Not by clouds or winds, but by people.
There is a wildly popular app here from the Hong Kong Observatory. It shows temperature range and carries symbols, and offers advice on accessories that may be useful to get through the day. Usually the emblems are a sun, maybe a cloud, and often rain drops. (There used to be an umbrella, but that could change, given the brolly is tantamount to a logo for the democracy protests. The Observatory defends Hong Kong people against showers, not President Xi Jinping.)
This last week there have been three days when the app has shown a jumper, a scarf and a thermometer, with no mercury whatsoever. It's the Observatory's way of imparting the frozen future: "The temperature is dipping, Hong Kong. It may descend all the way to ... 11 degrees."
Earlier this month, the Observatory went even further, reminding citizenry not just of fashion choices required to guard against the numbing impact of the predicted chill, but issuing domestic warnings. It intoned: "Do not light fires indoors as a means to keep warm."
Heating in houses is extremely rare in HK. For the few weeks of the year it actually is slightly nippy, people, evidently, must be steered away from improvisation involving embers. Living room bonfires are never a great idea but especially so in a dense city. There goes the neighbourhood. Up in flames.
Here at last we get to the changeable behaviour of Hong Kongers. This panicky attitude to cold outdoors makes no sense because, for the rest of the year, air conditioning in HK is vicious. It's December with a roof. Do Hong Kongers wince? No. I, a Glaswegian, and another couple of expats are generally the only ones lamenting the interior chill.
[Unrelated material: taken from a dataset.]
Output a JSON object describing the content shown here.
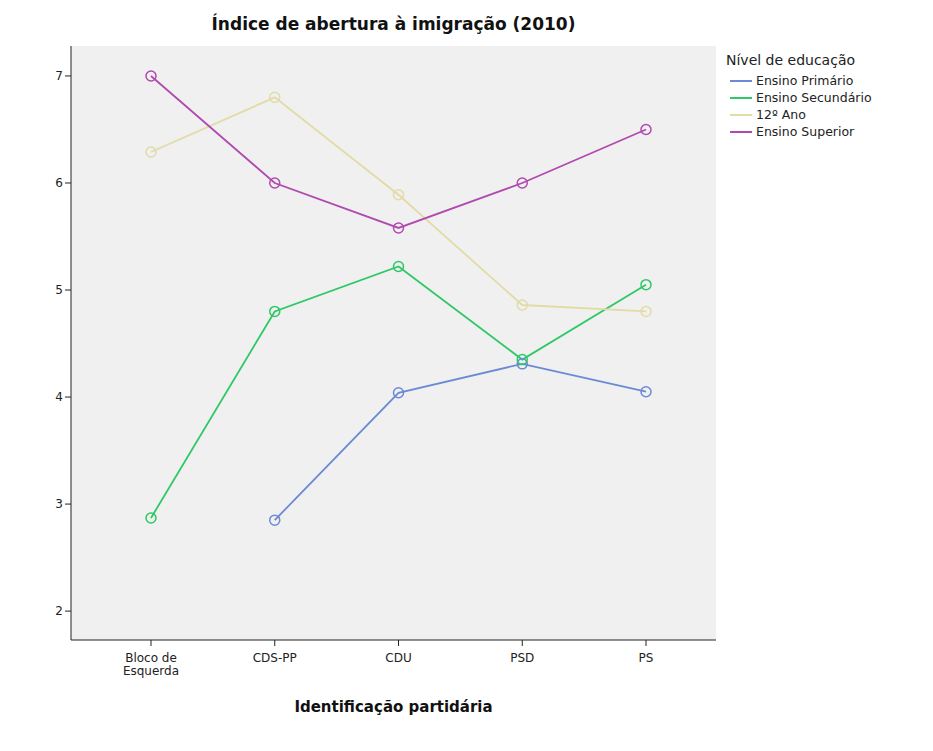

I had never thought of lighting a fire indoors. But now the idea has been plopped into my head, there have been some air-conditioned conference rooms that could happily have seen me turning to tinder; not for a hook up but a warm up.
Now and again, the issue of over vigorous air con is raised but change never happens. Hong Kongers get cold feet.
But I am not laughing good-naturedly at the cold weather warnings. I am working out how they can be used to expose Hong Kong to its hypothermia hypocrisy. If people here are that afraid of the cold in winter, why not acknowledge they're enduring it all year round and also paying the electricity bill? Maybe one day, Glaswegian hackers (ok, me) could get into the Observatory app, post the temperature range of air conditioned malls and cafes and only when Hong Kong has got out its mitts and scarves would it be revealed these were the conditions in the Harbour City Mall. And just about every office.
Meantime, since early December, there has been a winter range in H&M selling thermals. The store itself will be air conditioned into a fashion fridge, but no Hong Konger will notice that as they fight their way through to buy long johns. I will stock up too. But I call such thermals the air condition range.